In a later interview, the girl told investigators she called Grunke early on the morning of Jan. 11 because she was feeling suicidal. After Grunke was arrested, the girl and her mother went to a friend’s home, where she told police about her thoughts of suicide and said she had spent some time at the Winnebago Mental Health Institute.
But while she was at Winnebago, according to an Iowa County Child Protective Services report, Grunke presented himself as the girl’s father and was able to visit her until authorities realized he was not her father and had possibly been giving her drugs.
When Madison officers found the pair together at the Park and Ride, Grunke initially ignored the officers’ directions but eventually got out of the car and was arrested for carrying a concealed knife. No charges were filed related to that arrest.
As Grunke was taken from the car, the girl called out to him, “I love you,” Madison police noted.
Homeowners traumatized
The owner of the Dubuque County farmhouse where the woman was found dead said he rented the property to a man about two years ago and that a woman with two children moved in with him about a month ago.
“I met her a couple times and she seemed nice,” said the landlord, who asked not to be identified.
The owners of the town of Albion home, Natasha Iverson and Chad Gallagher, are being assisted by Dane County officials while their house is processed as a crime scene. In a Facebook post Thursday afternoon, Gallagher’s sister Nicole Gallagher Schenk said the couple are in need of clothes, food gift cards and other help while they’re displaced.

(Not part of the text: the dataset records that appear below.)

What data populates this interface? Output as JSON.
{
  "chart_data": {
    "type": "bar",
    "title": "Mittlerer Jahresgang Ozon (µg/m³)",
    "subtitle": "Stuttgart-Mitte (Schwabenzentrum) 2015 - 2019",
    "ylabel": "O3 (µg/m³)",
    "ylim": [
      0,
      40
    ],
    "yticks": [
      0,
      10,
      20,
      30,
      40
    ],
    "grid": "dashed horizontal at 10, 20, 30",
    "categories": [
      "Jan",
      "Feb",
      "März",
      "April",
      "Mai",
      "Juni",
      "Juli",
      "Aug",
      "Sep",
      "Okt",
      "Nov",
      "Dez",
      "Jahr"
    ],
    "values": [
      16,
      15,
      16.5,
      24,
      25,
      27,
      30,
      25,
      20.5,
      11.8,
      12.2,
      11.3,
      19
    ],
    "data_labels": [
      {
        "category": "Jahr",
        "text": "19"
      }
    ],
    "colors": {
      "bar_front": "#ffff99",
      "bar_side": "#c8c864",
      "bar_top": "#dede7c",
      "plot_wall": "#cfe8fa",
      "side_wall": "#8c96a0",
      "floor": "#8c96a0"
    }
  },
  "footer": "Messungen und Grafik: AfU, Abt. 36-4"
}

“No one likes to ask for help but no one is prepared to be displaced from their home & everything they know either,” Gallagher Schenk wrote. “So much to process on all levels.”
The couple have four children between the ages of 2 and 18, Gallagher Schenk told the Wisconsin State Journal.
Quarry Kennels, 1399 Ramsey Road near the Albion residence, said on its Facebook page Thursday that “All family, staff, & pets are safe,” and that it was open Thursday for boarding pickup and drop-off, with other services canceled.
“Please be patient with us as we regroup and get back to a normal schedule,” Quarry Kennels said.
The nearby Heartland Farm Sanctuary, home to more than 60 animals of 13 different species, was locked down during the incident. Employees weren’t able to put the rattled group of pigs, goats and llamas back in their barn until after 3 a.m. due to safety concerns.
“This is a sanctuary. We don’t expect to have police with guns drawn. This is the antithesis of what we see,” administrative director Steve Suleski said. “I think we’ll be dealing with some of the emotional aspects of this.”
State Journal reporters Jeff Richgels and Barry Adams contributed to this report.